Açıklanan nedenler ile, hesaplama konusu döneme ilişkin ödeme belgelerinin tamamının asılları kapsama alınarak, mutemet eliyle yapıldığı belirtilen dönemler bakımından davacı isticvap edilerek sorulmak suretiyle ve de davacıya ait banka kayıtları da celp edilmek suretiyle ödemelerin yapılıp yapılmadığının araştırılması gerekmektedir.
Kapsamda bulunan kayıtlar ile diğer deliller bir bütün halinde değerlendirilmek suretiyle, davacının ilgili alacaklara hak kazanıp kazanmadığının belirlenmesi gerekirken eksik inceleme ile yazılı şekilde hüküm kurulması hatalı olup bozmayı gerektirmiştir.

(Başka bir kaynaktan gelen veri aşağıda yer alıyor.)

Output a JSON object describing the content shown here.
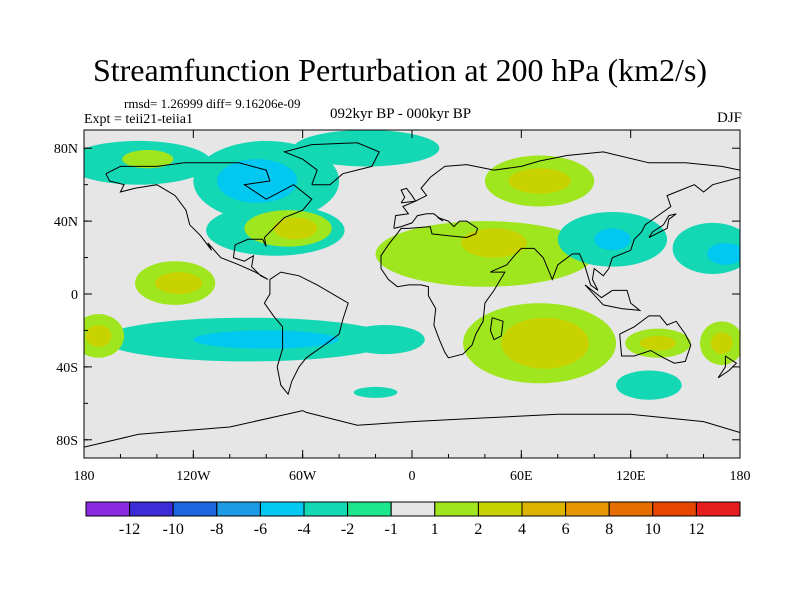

5-Öte yandan kabule göre de, davacı tarafından dava dilekçesinde ilave tediye dışında kalan diğer talep konusu alacaklar bakımından bankalarca mevduata uygulanan en yüksek faiz oranı talep edilmiş olup, davacı tarafından ibraz edilen 19/11/2014 tarihli ıslah dilekçesinde yasal faiz talep edilmiştir. Mahkemece hüküm altına alınan ilave tediye dışındaki alacaklar bakımından yürütülmesi gereken faiz türü en yüksek mevduat faizi olmasına karşın davacının ıslah dilekçesindeki talebi yasal faiz olduğundan, taleple bağlılık ilkesi gereği bu alacaklara ıslah ile arttırılan miktarlar bakımından, ''ıslah tarihinden itibaren en yüksek mevduat faizini aşmamak üzere yasal faiz'' uygulanması gerektiğinin düşünülmemesi de hatalı olup bozmayı gerektirmiştir.
SONUÇ: Temyiz olunan kararın yukarıda gösterilen sebeplerle BOZULMASINA, peşin alınan temyiz harcının istek halinde ilgililere iadesine, 11.01.2022 tarihinde oy birliği ile karar verildi.